Idea for uni fees to be cut to £7,500 abandoned by the guy who came up with it
This bodes well
The idea for university fees to be cut to £7,500 a year has been abandoned by the man who proposed it.
Philip Augar, who produced a report for Theresa May’s government recommending tuition fees be cut to a lower level, now says “Covid-19-related disruption may now mean that such a fee cut would be too destabilising”.
Writing in the FT, former banker Augar instead suggests fees could be frozen for five years, and grants directed to students on “strategic subjects” like computer science, maths, or engineering.
Backed by Theresa May, the £7,500 university fees recommendation has all but disappeared from the radar under Boris Johnson’s government. Last week, the government said students should still expect to pay full fees next year even if courses are online.
Augar points out that the current system is designed so that some courses are, in effect, subsidised – the taxpayer picks up the cost of any debt written off after the 30 year threshold.
Humanities subjects, where graduates typically earn less and therefore pay back less of their loan before it is written off, effectively receive a higher subsidy.
One in five grads would have been better off if they hadn’t gone to uni, Augar notes.
Alternatively, he suggests that some courses could introduce number camps, or universities could receive incentives for investing in “priority” subjects.

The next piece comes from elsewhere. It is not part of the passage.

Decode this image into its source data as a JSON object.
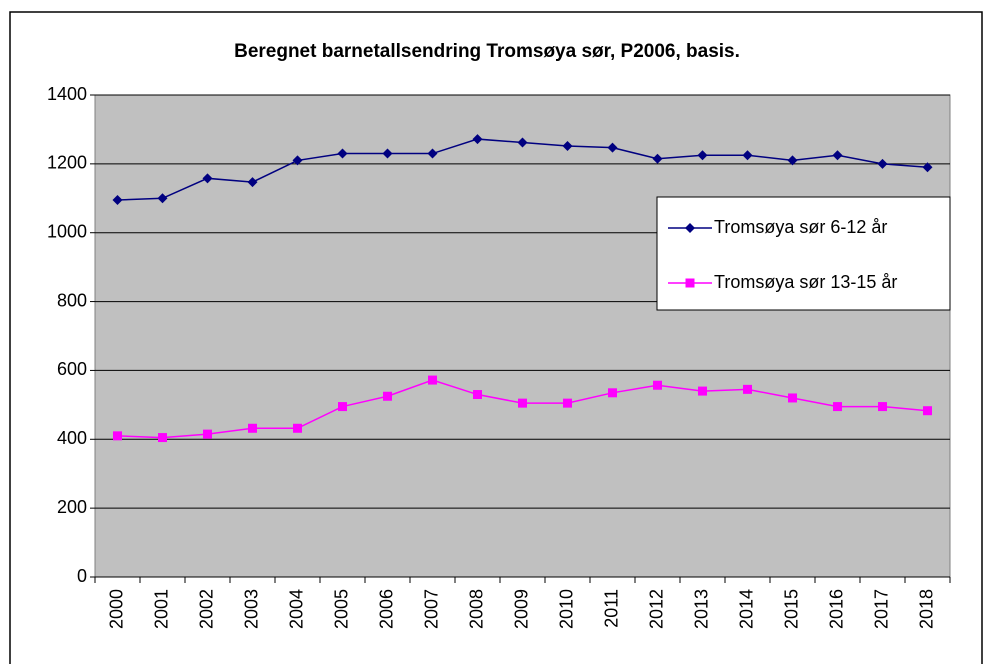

Universities have found themselves in a precarious position during the current crisis. York and Cardiff have both warned staff of losses in the region of £100 million, whilst an expected exodus of international students has rung alarm bells for unis who rely on them for as much as a quarter of their income.
Amid this, universities are looking to secure their fees income. A support package for universities announced last week includes £2.6bn of tuition being made available to unis earlier than usual, in a bid to keep them afloat.